Génie du Street Art ou comble de la démagogie ? JR va bientôt entrer au Panthéon avec ses photos d'anonymes; les Inrocks mettent les pieds dans le plat et posent la question qui fâche.
Le sujet
Peut-on vraiment critiquer JR ? Peut-on affirmer haut et fort, contre des milliers de visages radieux, souriants, autosatisfaits, collés depuis plus de dix ans sur la misère urbaine des grandes villes et leurs murs nécrosés, le désintérêt massif que nous procure cet habillage visuel ? Et sera-t-on plus avancés une fois qu'on aura dit le caractère profondément démagogique de toute cette entreprise qui trouvera bientôt son apogée au Panthéon : car à partir du 29 mars, après un tour de France photographique permettant à l'artiste de collecter des visages d'inconnus dans son camion itinérant, ces portraits participatifs seront affichés à l'intérieur et sur la façade en restauration du temple républicain. Un sommet d'art engagé !
Le souci
En somme, JR réussit un tour de force : transformer la pratique sauvage et rebelle du graffiti et de l'affichage en un art légal, pompier et officiel. Les pionniers du graff peuvent se retourner dans leur bombe. On a comme oublié qu'au début des années 70, en attaquant de peintures aérosols les trains et métros, les graffeurs du Bronx avaient la sensation d'envoyer au cœur de Manhattan et sur Wall Street des explosifs visuels. Contre la transgression, JR pratique un street art du consensus. Malin, l'artiste est aussi un as du marketing viral de soi, qui fait la publicité de son nom, de sa “marque” avec ces milliers d'anonymes heureux de prêter leurs visages à ce selfie mondial.
Le symptôme
Comme Instagram, JR a tout compris à la photographie de l'âge numérique : l'acte photographique n'est pas dans l'image, mais dans sa circulation, sa mise en réseau, son partage.
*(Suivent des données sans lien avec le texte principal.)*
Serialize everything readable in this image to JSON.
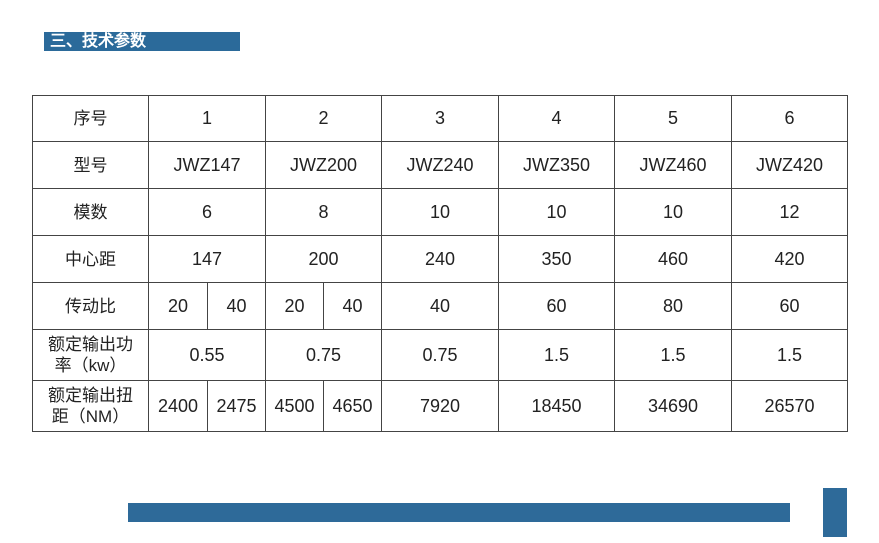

Son art est d'ailleurs essentiellement “photogénique” : sur les murs de La Havane à Cuba l'été 2012, les installations de ses photos géantes, sans qualité particulière, étaient indéniablement esthétiques. Mais c'est bien le problème : loin de changer le monde, comme l'annonce son projet Inside out, les images de JR ne font jamais qu'enjoliver la misère. C'est beau, mais c'est aussi tellement béat, tellement naïf, tellement superficiel. On peut se faire une autre idée d'un art véritablement politique.